La última sirena – Shana Abe

—Vamos.

Casi de inmediato, las luces comenzaron a aparecer en la oscuridad sobre ellos. La vieja mansión comenzó a parpadear a la vida, una vela, una ventana a la vez. Ronan retomó el camino hacia adelante otra vez.

Ella apenas podía ver. Con los destellos de luz que se iban encendiendo, Leila apenas comenzaba a descifrar la figura del edifico que estaba delante de ella, torres y parapetos y largas alas laberínticas. Sí. Ahora podía verlo, e incluso del otro lado de las ventanas, hasta la línea irregular de árboles y vegetación (y luego aún más allá de eso), hasta las pendientes de una montaña colosal, inhóspita y veteada de nieve, que parecía lista para tragarlos por completo.

Las luces danzaban. Brillaban aún más cerca de un punto en particular. Una puerta abierta en la planta baja. A lo lejos, figuras humanas de pie, en miniatura, contra el imponente edificio como si fueran muñecos dispuestos para un juego. Leila vio el arco ojival de la entrada, el brillo de un centenar de velas que se lanzaban sobre la piedra, sombras cambiantes que manchaban cada hoyo y cada peñasco.

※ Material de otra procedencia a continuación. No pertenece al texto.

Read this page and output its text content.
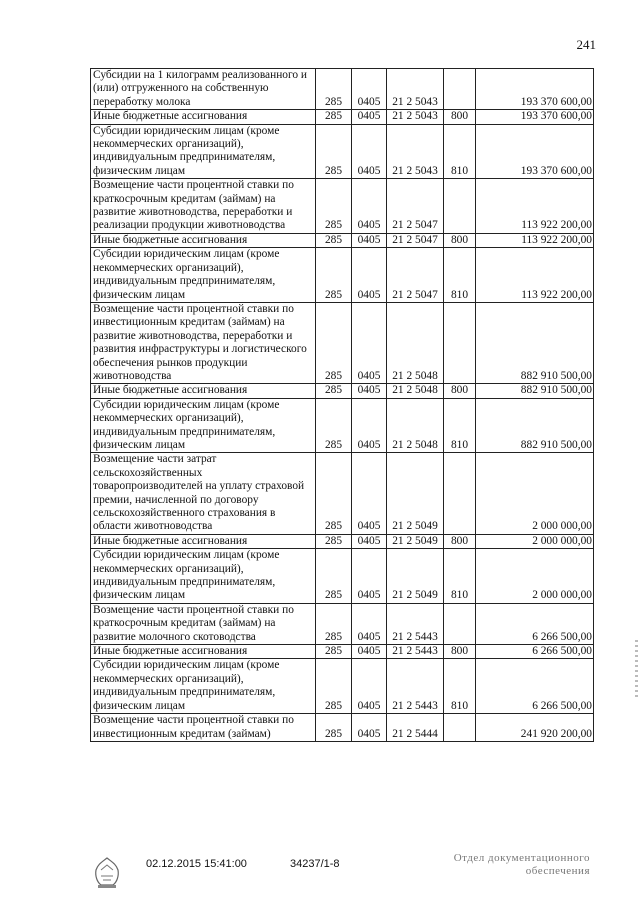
241
Субсидии на 1 килограмм реализованного и (или) отгруженного на собственную переработку молока	285	0405	21 2 5043		193 370 600,00
Иные бюджетные ассигнования	285	0405	21 2 5043	800	193 370 600,00
Субсидии юридическим лицам (кроме некоммерческих организаций), индивидуальным предпринимателям, физическим лицам	285	0405	21 2 5043	810	193 370 600,00
Возмещение части процентной ставки по краткосрочным кредитам (займам) на развитие животноводства, переработки и реализации продукции животноводства	285	0405	21 2 5047		113 922 200,00
Иные бюджетные ассигнования	285	0405	21 2 5047	800	113 922 200,00
Субсидии юридическим лицам (кроме некоммерческих организаций), индивидуальным предпринимателям, физическим лицам	285	0405	21 2 5047	810	113 922 200,00
Возмещение части процентной ставки по инвестиционным кредитам (займам) на развитие животноводства, переработки и развития инфраструктуры и логистического обеспечения рынков продукции животноводства	285	0405	21 2 5048		882 910 500,00
Иные бюджетные ассигнования	285	0405	21 2 5048	800	882 910 500,00
Субсидии юридическим лицам (кроме некоммерческих организаций), индивидуальным предпринимателям, физическим лицам	285	0405	21 2 5048	810	882 910 500,00
Возмещение части затрат сельскохозяйственных товаропроизводителей на уплату страховой премии, начисленной по договору сельскохозяйственного страхования в области животноводства	285	0405	21 2 5049		2 000 000,00
Иные бюджетные ассигнования	285	0405	21 2 5049	800	2 000 000,00
Субсидии юридическим лицам (кроме некоммерческих организаций), индивидуальным предпринимателям, физическим лицам	285	0405	21 2 5049	810	2 000 000,00
Возмещение части процентной ставки по краткосрочным кредитам (займам) на развитие молочного скотоводства	285	0405	21 2 5443		6 266 500,00
Иные бюджетные ассигнования	285	0405	21 2 5443	800	6 266 500,00
Субсидии юридическим лицам (кроме некоммерческих организаций), индивидуальным предпринимателям, физическим лицам	285	0405	21 2 5443	810	6 266 500,00
Возмещение части процентной ставки по инвестиционным кредитам (займам)	285	0405	21 2 5444		241 920 200,00
02.12.2015 15:41:00	34237/1-8	Отдел документационного
обеспечения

—Ven, Leila —invitó el conde. Oro templado hundía sus mejillas y se enredaba en el dorado de su cabello. Sin mirarla, le extendió la mano—. Ven a conocer a mi clan.

Ella colocó la palma de su mano en la de él. Lo sintió frío otra vez. La calidez que tenía en Kell desaparecía de manera gradual. Era como tocar la mano de Poseidón excepto que él respiraba y hablaba.

—Espera. —Lo detuvo.

Su mirada era de un azul oculto.

—¿Si?

Ella caminaba delante de él y observaba a los demás.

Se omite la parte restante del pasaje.